When you’re designing a data warehouse, you’ll occasionally run into attributes from the source database(s) that don’t fit into neat, tight star schemas. We’ve all seen OLTP tables that are full of flag fields and yes/no attributes, many of which are used for operational support and have no documentation except for the column names and the memory banks of the person who created them. So how should you handle open-ended text and comment attributes, many of which are badly designed in the OLTP schemas? Not only do those types of attributes not integrate easily into conventional dimensions such as Customer, Vendor, Time, Location, and Product, but you also don’t want to carry bad design into the data warehouse. However, some of the miscellaneous attributes will contain data that has significant business value, so you have to do something with them.

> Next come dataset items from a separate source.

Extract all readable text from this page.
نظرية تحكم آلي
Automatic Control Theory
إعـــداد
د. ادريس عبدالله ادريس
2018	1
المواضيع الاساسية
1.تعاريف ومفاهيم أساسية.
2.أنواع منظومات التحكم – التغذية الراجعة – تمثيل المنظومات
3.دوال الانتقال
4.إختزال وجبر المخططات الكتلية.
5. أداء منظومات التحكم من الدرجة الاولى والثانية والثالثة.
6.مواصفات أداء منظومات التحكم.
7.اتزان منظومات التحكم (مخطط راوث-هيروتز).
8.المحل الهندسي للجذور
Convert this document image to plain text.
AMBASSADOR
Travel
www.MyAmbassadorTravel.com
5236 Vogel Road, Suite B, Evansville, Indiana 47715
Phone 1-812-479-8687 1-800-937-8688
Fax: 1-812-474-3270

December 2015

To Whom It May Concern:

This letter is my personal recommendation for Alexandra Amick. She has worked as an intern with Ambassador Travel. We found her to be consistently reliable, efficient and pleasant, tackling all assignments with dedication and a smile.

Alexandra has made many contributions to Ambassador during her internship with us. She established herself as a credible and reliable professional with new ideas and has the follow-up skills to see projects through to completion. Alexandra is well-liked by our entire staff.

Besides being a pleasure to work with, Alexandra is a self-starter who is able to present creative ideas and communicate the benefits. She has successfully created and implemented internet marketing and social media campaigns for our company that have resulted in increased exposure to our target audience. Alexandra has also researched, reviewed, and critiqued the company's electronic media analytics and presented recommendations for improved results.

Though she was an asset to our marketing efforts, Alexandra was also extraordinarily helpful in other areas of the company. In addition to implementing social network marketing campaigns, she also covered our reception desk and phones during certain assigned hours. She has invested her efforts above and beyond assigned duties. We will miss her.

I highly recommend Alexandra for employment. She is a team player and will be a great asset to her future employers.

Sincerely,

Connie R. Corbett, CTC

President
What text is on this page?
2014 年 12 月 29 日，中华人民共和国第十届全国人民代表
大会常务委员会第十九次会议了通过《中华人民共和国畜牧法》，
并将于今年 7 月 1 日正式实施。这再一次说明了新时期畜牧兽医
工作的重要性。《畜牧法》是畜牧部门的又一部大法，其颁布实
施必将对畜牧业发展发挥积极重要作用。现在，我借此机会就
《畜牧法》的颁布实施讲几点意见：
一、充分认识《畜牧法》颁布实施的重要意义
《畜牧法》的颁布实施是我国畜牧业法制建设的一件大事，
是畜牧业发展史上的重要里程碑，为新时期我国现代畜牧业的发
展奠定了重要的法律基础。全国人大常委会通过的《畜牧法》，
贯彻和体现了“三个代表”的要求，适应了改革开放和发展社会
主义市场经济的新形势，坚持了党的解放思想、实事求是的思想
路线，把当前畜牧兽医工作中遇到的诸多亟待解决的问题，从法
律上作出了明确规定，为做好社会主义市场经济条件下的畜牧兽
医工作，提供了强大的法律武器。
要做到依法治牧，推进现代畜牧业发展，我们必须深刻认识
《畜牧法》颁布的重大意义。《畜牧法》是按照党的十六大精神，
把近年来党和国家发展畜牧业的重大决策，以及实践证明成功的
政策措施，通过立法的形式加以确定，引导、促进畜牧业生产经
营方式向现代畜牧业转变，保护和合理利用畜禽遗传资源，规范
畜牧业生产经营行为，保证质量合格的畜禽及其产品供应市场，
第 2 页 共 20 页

There are three conventional ways to deal with these attributes: discard all of the miscellaneous attributes, eliminating them from the dimensional design; incorporate the miscellaneous attributes into the fact table; or make each miscellaneous attribute a separate dimension. However, all of these options are less than ideal. Discarding the data can be dangerous because the miscellaneous values, flags, and yes/no fields might contain valuable business data. Including the miscellaneous attributes in the fact table could cause the fact table to swell to alarming proportions, especially if you have more than just a few miscellaneous attributes. The increased size of the fact table could cause serious performance problems because of the reduced number of records per physical I/O. Even if you tried to index these fields to minimize the performance problems, you still wouldn’t gain anything because so many of the miscellaneous fields contain flag values such as 0 and 1; Y and N; or open, pending, and closed. (For more information about indexing, see “Indexing Dos and Don’ts,” January 2003.) And if you make each miscellaneous attribute a separate dimension, it will most likely result in a complicated dimensional design. For example, a star schema for a shop floor or manufacturing activity would include the standard dimensions of people (e.g., customers, vendors, employees), time, location, and inventory or product, which is a tight, straightforward design for a four-dimensional cube. But once you start incorporating 10 or 20 additional dimensions, each of which is a yes/no attribute, a status field, or an open-ended comment, you’re looking at a much more complicated star schema and associated cube.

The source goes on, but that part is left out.